Su belleza era serena, sencilla, pero ese toque casual la hacía ver más cálida y encantadora.

Sabía bien que los niños siempre querían ver a sus mamás bonitas cuando iban a la escuela.

El guardia la miró de arriba abajo, arqueando una ceja.

—¿No puedes hablar? —preguntó, sin rodeos.

Keira le sonrió y asintió.

No era muda de nacimiento. Desde aquel año en que sufrió un trauma fuerte, desarrolló una afasia y ya se había acostumbrado a ese tipo de preguntas.

El guardia sacó la hoja de asistencia, la revisó y luego volvió a examinarla con detenimiento.

Era una mujer guapa, pensó, pero qué lástima que no pudiera hablar.

El tono del guardia se volvió más duro.

—Los papás de Daniel ya entraron. ¿Por qué andas diciendo que eres la mamá? ¿Crees que puedes venir a suplantar así nada más?

Keira frunció el ceño y rápidamente escribió en el papel: “Daniel es mi hijo, no tengo por qué suplantar a nadie”.

El guardia, molesto, le mostró la lista de firmas, señalando la columna junto al nombre de Daniel.

—¡Mira bien!

Keira dirigió la mirada a la hoja. Al ver los nombres en la sección de padres, sintió que el corazón se le encogía.

Al regresar a la casa, un dolor agudo la atravesó el abdomen.

El médico le había advertido que el hígado no tiene terminaciones nerviosas; cuando el dolor llega, es porque ya es tarde.

Keira sacó el celular, pensando en buscar información sobre su enfermedad, pero se dio cuenta de que se había apagado por falta de batería.
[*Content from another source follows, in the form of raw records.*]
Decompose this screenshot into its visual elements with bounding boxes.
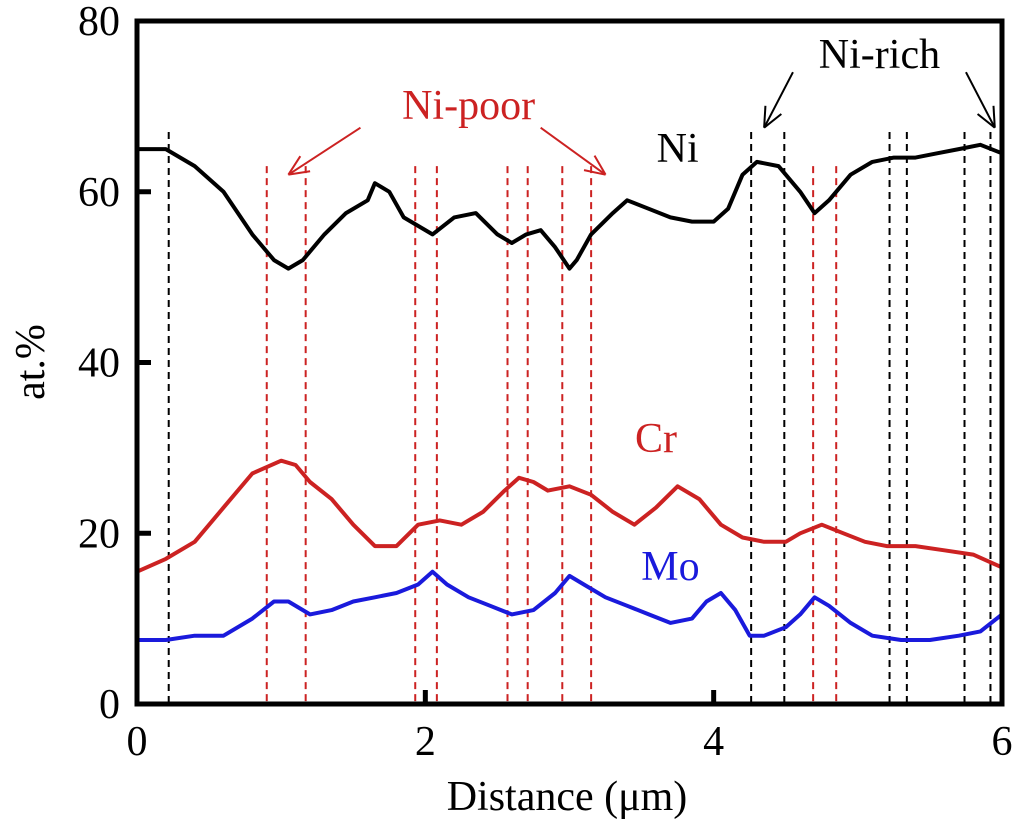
annotation-arrow [965, 71, 996, 129]
arrows-layer [287, 71, 996, 176]
y-tick-label: 60 [78, 170, 120, 216]
reference-lines [167, 131, 992, 704]
x-tick-label: 4 [703, 719, 724, 765]
series-layer [135, 142, 1004, 642]
annotation-label-ni-rich: Ni-rich [819, 32, 940, 78]
x-tick-label: 6 [992, 719, 1013, 765]
annotation-arrow [540, 126, 607, 176]
annotation-arrow [287, 126, 362, 176]
series-line-cr [135, 458, 1004, 574]
annotations-layer: Ni Cr Mo Ni-poor Ni-rich [402, 32, 940, 590]
annotation-label-cr: Cr [635, 416, 677, 462]
annotation-label-mo: Mo [641, 544, 699, 590]
annotation-arrow [763, 71, 794, 129]
y-tick-label: 20 [78, 511, 120, 557]
y-axis-label: at.% [8, 324, 54, 400]
y-tick-label: 80 [78, 0, 120, 45]
x-tick-label: 2 [415, 719, 436, 765]
x-tick-label: 0 [127, 719, 148, 765]
x-axis-label: Distance (μm) [447, 774, 688, 820]
annotation-label-ni-poor: Ni-poor [402, 83, 535, 129]
series-line-ni [135, 142, 1004, 271]
annotation-label-ni: Ni [657, 126, 699, 172]
series-line-mo [135, 569, 1004, 642]
y-tick-label: 40 [78, 341, 120, 387]
y-tick-label: 0 [99, 682, 120, 728]
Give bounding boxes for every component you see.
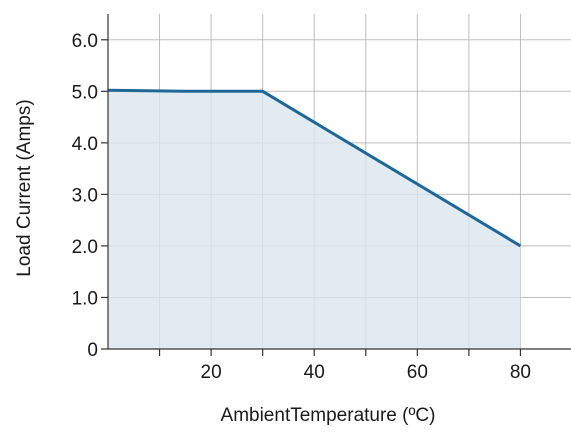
x-tick-label-2: 60	[407, 362, 428, 383]
y-tick-label-1: 1.0	[72, 288, 98, 309]
series-area-0	[108, 90, 520, 349]
y-tick-label-6: 6.0	[72, 31, 98, 52]
x-tick-label-3: 80	[510, 362, 531, 383]
y-axis-title: Load Current (Amps)	[14, 99, 35, 276]
plot-area	[108, 90, 520, 349]
y-tick-label-4: 4.0	[72, 134, 98, 155]
y-tick-label-3: 3.0	[72, 185, 98, 206]
x-axis-title: AmbientTemperature (ºC)	[221, 405, 436, 426]
y-tick-label-5: 5.0	[72, 82, 98, 103]
x-tick-label-1: 40	[304, 362, 325, 383]
y-tick-label-0: 0	[87, 340, 98, 361]
y-tick-label-2: 2.0	[72, 237, 98, 258]
x-tick-label-0: 20	[201, 362, 222, 383]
Conectó el cargador y, al encenderlo, notó que el grupo de padres de familia estaba saturado de mensajes.

Vio el ícono de más de 99 notificaciones y entró a revisar.

En las fotos y videos enviadas, Daniel tenía amarradas unas cintas rojas en los tobillos, que lo ataban a Alberto y a Rosario.

Daniel sonreía con todo el brillo de su inocencia.

Alberto, que rara vez mostraba alguna emoción, tenía los labios curvados en una expresión suave y sus ojos negros reflejaban una calidez inusual.

Alto, de porte elegante, con rasgos marcados y profundos, su cabello oscuro resaltaba la intensidad de su mirada. Hasta sus gestos transmitían esa aura de distinción que siempre lo había hecho irresistible.

Keira recordaba cómo se había enamorado de él desde el primer instante en que lo vio lleno de confianza en el mundo de los negocios, y cómo se había ido perdiendo en ese amor.

Pero, ¿cuánta de esa ternura en sus ojos le había pertenecido a ella?

Rosario, por su parte, llevaba un vestido sencillo de colores claros, su piel blanca como la leche, transmitía una delicadeza y un aire de inteligencia y clase que no podía disimular.

En el video, cuando los tres tropezaron por estar atados de los tobillos, Alberto —que casi nunca mostraba sus emociones— la sujetó de la cintura con una preocupación visible en sus rasgos.

No solo había ese video. También circulaban muchas fotos captadas en el momento.